L'idraulico che serve a Davos

LUCIA ANNUNZIATA

Se il bagno di Davos è tanto tanto una metafora, e quale bagno non lo è?, il grande evento di leader e sapienti che da anni ci consegna l’oroscopo sul nostro futuro ha definitivamente bisogno di un idraulico. Non quello polacco (mitica figura inventata da un altro sapientone, Fritz Bolkestein, commissario europeo al Mercato Interno, nel gennaio 2004, nel presentare la sua direttiva sulla liberalizzazione del mercato dei fornitori di servizi in Europa), ma di quelli che arrivano con l’architetto e concludono che la toilette in questione non può più essere aggiustata, signora mia.

La Bbc, del resto, l’ha detto senza giri di parole, il World Economic Forum quest’anno è risultato «piatto» – che è poi il termine più cortese per dire «flop».
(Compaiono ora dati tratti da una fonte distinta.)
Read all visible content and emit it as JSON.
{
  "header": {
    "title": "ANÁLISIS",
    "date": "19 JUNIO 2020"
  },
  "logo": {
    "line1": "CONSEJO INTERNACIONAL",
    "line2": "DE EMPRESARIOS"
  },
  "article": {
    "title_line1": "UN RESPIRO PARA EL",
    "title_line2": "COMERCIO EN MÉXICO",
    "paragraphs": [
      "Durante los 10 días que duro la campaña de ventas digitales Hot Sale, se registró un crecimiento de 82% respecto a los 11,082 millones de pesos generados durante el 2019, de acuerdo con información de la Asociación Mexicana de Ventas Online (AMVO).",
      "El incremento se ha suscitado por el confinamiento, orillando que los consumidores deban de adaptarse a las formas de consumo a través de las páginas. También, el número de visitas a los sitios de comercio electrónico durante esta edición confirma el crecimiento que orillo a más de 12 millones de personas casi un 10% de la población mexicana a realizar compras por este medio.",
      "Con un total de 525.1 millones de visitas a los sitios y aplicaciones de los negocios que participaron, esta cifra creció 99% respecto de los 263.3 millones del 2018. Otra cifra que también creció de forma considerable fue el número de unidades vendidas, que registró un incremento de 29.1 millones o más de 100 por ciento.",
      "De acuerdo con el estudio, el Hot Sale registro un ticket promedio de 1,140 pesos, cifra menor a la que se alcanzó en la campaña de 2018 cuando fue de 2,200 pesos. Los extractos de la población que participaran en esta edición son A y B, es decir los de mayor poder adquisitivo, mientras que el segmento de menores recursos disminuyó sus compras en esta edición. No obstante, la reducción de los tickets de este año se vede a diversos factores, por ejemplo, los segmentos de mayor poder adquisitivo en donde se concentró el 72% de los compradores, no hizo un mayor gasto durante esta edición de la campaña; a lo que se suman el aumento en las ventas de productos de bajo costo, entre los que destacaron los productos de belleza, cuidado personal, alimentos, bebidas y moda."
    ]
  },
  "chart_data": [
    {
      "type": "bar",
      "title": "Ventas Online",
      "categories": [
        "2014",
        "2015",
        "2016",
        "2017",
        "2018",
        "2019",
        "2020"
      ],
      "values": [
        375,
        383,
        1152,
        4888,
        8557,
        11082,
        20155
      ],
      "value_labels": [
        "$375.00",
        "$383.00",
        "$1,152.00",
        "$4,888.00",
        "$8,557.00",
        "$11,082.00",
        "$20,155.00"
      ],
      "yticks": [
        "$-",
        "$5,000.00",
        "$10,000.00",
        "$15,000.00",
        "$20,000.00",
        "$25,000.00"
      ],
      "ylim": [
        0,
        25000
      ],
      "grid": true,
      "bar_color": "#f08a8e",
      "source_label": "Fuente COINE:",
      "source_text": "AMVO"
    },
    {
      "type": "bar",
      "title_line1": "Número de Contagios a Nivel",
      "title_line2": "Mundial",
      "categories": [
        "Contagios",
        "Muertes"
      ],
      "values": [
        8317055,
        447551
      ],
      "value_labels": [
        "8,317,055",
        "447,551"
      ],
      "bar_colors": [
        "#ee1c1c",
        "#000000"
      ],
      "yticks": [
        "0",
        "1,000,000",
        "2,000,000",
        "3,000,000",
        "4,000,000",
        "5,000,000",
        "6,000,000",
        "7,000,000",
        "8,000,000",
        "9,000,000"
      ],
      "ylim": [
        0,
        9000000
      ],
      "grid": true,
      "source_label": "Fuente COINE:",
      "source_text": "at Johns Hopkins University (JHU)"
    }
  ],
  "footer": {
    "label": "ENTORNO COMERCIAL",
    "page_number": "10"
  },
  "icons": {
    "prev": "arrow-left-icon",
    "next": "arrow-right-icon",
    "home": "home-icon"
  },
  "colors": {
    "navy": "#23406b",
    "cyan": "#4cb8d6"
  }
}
La Davos di cui stiamo parlando è quella ben raccontata da Federico Fubini, che sul Corriere della Sera del 28 gennaio ci rivelava che nel consesso internazionale a maggior concentrazione di potere e denaro (partecipazione da 25 mila euro a testa fino a mezzo milione di euro per i «partner»), la più semplice delle comodità umane è anche la più scarsa delle risorse, il bagno appunto. Una sola «ritirata» per i duemila partecipanti, «mentre al piano superiore del Centro Congressi c’è un luogo guardato con cura da una hostess, dominato da una grande scritta argentata: Strategic Partners. Sono i bagni riservati alle aziende che pagano circa mezzo milione di dollari l’anno. Sono un centinaio di nomi celebri come Goldman Sachs, Bank of America, Bill and Melinda Gates Foundation, Google, Saudi Basic Industries». Seguendo la più semplice regola di mercato (cioè il controllo delle risorse non importa quali esse siano), basta dunque restringere l’area di accesso ai bagni per ricostruire la piramide umana anche lì dove sono tutti ricchi. Dall’involontario apologo nasce la domanda inevitabile: se un consesso così spontaneamente, ossessivamente, conservatore dell’ordine esistente sia davvero il più adatto ad affrontare la riflessione che gli veniva sottoposta quest’anno, «La grande trasformazione: formare nuovi modelli».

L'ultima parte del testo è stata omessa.